Even Christina Romer, an architect of President Obama’s “stimulus” plan and one who is obviously not averse to government tinkering with the economy, concludes: “American consumers value health care and haircuts as much as washing machines and hair dryers. And our earnings from exporting architectural plans for a building in Shanghai are as real as those from exporting cars to Canada… A persuasive case for a manufacturing policy remains to be made.”
Manufacturing apologists erroneously point to China’s near‐double‐digit growth during the sluggish U.S. economic recovery as further evidence that top‐down economic policies can ensure economic health.
But China’s evolution from subsistence to midlevel manufacturing is not instructive for an economy at the technological fore. Industrial policy is anathema to value‐driven innovation, and thus doesn’t play to America’s strengths.
China engages in industrial policy because it doesn’t have the advantages of the U.S., such as a culture that values dissent and experimentation and that has cultivated institutions supporting innovation, branding and entrepreneurship.
With America’s pre‐eminence in innovation and entrepreneurship still intact, the U.S. is situated at the top of the global value chain.
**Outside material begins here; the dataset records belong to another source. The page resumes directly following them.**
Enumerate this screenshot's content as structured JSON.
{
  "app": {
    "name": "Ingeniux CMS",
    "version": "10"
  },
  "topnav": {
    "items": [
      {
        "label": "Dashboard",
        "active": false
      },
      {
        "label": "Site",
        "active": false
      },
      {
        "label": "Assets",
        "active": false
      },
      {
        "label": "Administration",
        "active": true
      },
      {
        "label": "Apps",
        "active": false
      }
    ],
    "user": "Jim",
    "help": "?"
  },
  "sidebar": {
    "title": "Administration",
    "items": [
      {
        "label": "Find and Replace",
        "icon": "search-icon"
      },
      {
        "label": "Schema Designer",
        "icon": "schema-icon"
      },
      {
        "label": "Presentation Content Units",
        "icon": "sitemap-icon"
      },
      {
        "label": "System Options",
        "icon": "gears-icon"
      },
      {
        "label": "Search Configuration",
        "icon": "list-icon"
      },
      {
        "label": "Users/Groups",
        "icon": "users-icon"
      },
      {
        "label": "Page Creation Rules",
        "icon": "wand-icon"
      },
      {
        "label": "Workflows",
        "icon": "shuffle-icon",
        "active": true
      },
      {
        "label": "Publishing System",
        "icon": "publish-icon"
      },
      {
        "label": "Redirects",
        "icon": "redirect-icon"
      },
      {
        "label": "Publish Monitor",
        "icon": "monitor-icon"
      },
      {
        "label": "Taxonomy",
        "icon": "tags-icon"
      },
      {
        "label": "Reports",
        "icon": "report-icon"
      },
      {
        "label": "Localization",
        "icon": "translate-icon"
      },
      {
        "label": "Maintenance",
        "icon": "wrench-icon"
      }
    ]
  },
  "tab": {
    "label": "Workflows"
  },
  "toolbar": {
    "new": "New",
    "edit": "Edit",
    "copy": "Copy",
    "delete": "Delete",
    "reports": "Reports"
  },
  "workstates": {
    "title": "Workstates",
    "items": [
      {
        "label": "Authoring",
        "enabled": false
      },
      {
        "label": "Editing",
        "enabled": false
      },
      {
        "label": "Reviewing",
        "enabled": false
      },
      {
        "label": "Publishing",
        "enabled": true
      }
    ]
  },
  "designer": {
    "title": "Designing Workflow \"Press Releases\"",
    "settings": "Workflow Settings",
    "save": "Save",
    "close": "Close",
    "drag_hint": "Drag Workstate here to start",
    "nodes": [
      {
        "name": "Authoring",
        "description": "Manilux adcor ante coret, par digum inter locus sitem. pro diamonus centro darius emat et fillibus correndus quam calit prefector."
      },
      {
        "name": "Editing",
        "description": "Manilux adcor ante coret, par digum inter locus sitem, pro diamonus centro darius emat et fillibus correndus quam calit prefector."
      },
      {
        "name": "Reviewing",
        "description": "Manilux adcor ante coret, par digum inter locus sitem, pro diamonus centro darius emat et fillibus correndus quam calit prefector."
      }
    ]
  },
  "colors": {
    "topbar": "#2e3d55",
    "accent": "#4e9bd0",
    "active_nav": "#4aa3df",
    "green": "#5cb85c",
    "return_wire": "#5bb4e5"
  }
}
Staying there will require policies that bolster the rule of law, inject greater certainty into the business climate, and encourage the best and the brightest to come and stay in the country. We must treat entrepreneurs as rock stars, not with contempt.
If we really want our companies — manufacturing and otherwise — to be competitive, policymakers should start by reducing the cost of superfluous regulations, frivolous lawsuits and runaway health care costs.